Will the proverbial floodgates soon open? Mike said there will not be a re-visit to 2017 valuation levels, but demand could test the $8,000 level by the end of the year. Prices may grind their way up at a more gradual level:
If there are 118 elements on the periodic table only one gold is valuable just because it is a store of value. Bitcoin is going to be digital gold, a place where you have sovereign money. It is not US money, it is not Chinese money, [Bitcoin] is sovereign which as a currency should cost a lot.
Recently, two Fairfax County Pension Funds decided to tiptoe into the market by being the “anchor investors in a new $40 million venture-capital fund”. Katherine Molnar, chief investment officer of one of the funds explained that Bitcoin was an “emerging opportunity” with an “attractive asymmetric return profile.” Anthony Pompliano, founder and partner at Morgan Creek Capital, echoed her sentiments: “There’s a belief in the institutional world that if the industry will be around for a long time, it will be very valuable.” The top 300 funds in the U.S. manage portfolio assets in excess of $6 trillion.

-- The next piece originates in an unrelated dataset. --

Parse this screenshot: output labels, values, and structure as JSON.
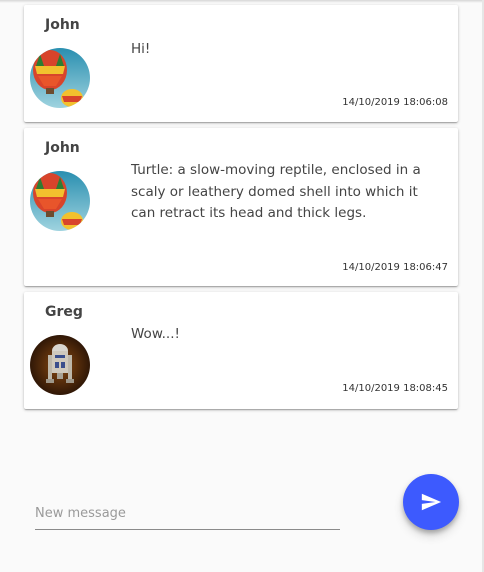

Other positive comments have kept coming, too. Tim Draper, an American venture capital investor and founder of Draper Fisher Jurvetson (DFJ), stated on a FoxBusiness News segment that:
Bitcoin is the most secure currency right now and advises every day people to invest a little into the movement before it’s too late”. Draper has invested “millions” of his self-acquired billion-dollar nest egg into cryptocurrency projects over the years, claiming that: “I thought the Internet was super exciting, but this is going to completely change everything and the government itself is going to change.
To Draper’s last point, Terry Duffy, CEO of leading derivative market CME Group (NASDAQ:CME), has gone on the record with one final sobering statement:
The key to the success of any currency, whether it’s fiat or crypto, is going to be associated with the government. So I think the government needs to be more involved.